Lo stress, ovviamente, non risparmia le compagnie di assicurazione che devono trovare il modo di garantirsi dei profitti e di avere adeguati requisiti di solvency, Queste aziende, infatti, devono investire i premi assicurativi in asset sicuri che siano capaci di garantire flussi di reddito capaci di pagare le rendite previste dai contratti. E’ evidente che se gli asset a lungo termine di qualità si rarefanno o rendono poco, queste compagnie si trovano di fronte a difficoltà significative, proprio come accade per i fondi pensione per i quali le compagnie di assicurazione devono garantire rendimenti ai loro iscritti e possono trovarsi a corto di capitale nel lungo termine. Non è certo un caso che queste entità stiano lentamente traghettando i loro prodotti dai piani a prestazione definita, dove il sottoscrittore sa già quanto sarà la rendita, a quelli a contribuzione definita, dove sa soltanto quanto paga mensilmente per il fondo pensione ma non conosce il rendimento fino a quando non verrà erogata la rendita.
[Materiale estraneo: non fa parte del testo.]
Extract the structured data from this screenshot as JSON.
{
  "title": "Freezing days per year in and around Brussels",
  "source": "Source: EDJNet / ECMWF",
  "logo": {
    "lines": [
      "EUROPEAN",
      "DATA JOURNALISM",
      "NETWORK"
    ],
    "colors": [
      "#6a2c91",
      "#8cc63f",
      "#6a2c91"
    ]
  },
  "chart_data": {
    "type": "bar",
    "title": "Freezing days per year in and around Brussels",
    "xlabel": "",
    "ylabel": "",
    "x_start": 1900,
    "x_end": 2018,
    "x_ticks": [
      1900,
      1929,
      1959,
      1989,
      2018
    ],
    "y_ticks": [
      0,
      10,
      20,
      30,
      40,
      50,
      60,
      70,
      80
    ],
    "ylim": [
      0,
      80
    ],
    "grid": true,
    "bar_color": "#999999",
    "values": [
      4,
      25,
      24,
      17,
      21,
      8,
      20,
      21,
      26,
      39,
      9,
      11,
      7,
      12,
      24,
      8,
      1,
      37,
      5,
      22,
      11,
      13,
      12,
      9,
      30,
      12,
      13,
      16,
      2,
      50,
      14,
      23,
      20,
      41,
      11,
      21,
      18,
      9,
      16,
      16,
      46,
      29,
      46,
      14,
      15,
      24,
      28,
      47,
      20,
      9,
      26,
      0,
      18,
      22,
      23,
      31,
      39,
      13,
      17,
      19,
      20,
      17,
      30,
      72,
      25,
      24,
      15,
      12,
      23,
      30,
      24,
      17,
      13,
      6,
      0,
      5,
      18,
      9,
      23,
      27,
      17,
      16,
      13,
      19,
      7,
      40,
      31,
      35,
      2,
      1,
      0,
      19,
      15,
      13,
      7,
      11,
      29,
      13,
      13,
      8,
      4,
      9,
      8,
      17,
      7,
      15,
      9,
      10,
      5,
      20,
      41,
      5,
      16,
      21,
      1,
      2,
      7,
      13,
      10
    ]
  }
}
In Italia, ad esempio, questa è la caratteristica dei principali fondi pensione. In una situazione siffatta, le uniche entità che hanno tratto giovamento dal recedere dei tassi di interesse sono stati gli asset manager ossia l’industria del risparmio gestito, che hanno visto crescere la quota di mercato negli ultimi anni, specie in Europa. La fine del denaro a basso costo, per converso, rischia di trasformarsi per loro in un incubo visto che molti investitori potrebbero essere incoraggiati a tornare a comprare bond e prodotti assicurativi una volta che i tassi si saranno normalizzati.

Ma oltre al sistema finanziario, a rischiare grosso dal rialzo dei tassi di interesse sono gli stati. I governi dopo la crisi hanno notevolmente aumentato i debiti proprio per salvare il sistema finanziario.

causa aumento debiti

Infatti, dal grafico si può osservare che alla decrescita del debito del settore finanziario ha corrisposto l’aumento del debito del settore pubblico che ormai, a livello globale, sfiora il 115% del pil e ha superato il livello dei debiti privati. Questa situazione, proprio come accade per il settore privato, è destinata ad aumentare lo stress delle finanze pubbliche una volta che i tassi nominali saliranno, specie se l’inflazione dovesse rimanere bassa aumentando di conseguenza i tassi reali.

Ed ecco qua il principale problema della normalizzazione dei tassi di interesse. Al di là del fatto che i tassi bassi danneggino o meno l’industria finanziaria, rimane la certezza che i tassi alti rendono più cari i debiti. E in un mondo che ne ha aumentato drammaticamente il livello totale, privati e pubblici, questa non è sicuramente una buona notizia.

aumento debiti

La fine del denaro a basso costo, in tal senso, potrebbe segnare anche l’inizio di uno stress globale sui bilanci meno efficienti che potrebbe risolversi in ulteriori spinte recessive sull’economia, proprio mentre soltanto la crescita – per una semplice questione aritmetica, visto che il debito si misura sempre il rapporto al pil – è capace di rendere sostenibile questa montagna di debiti. Tutto ciò spiega perché le banche centrali se la stiano prendendo così comoda. Ma non vuol dire che la bonanza monetaria non finirà. Anzi: è già finita. I mercati stanno semplicemente elaborando il lutto.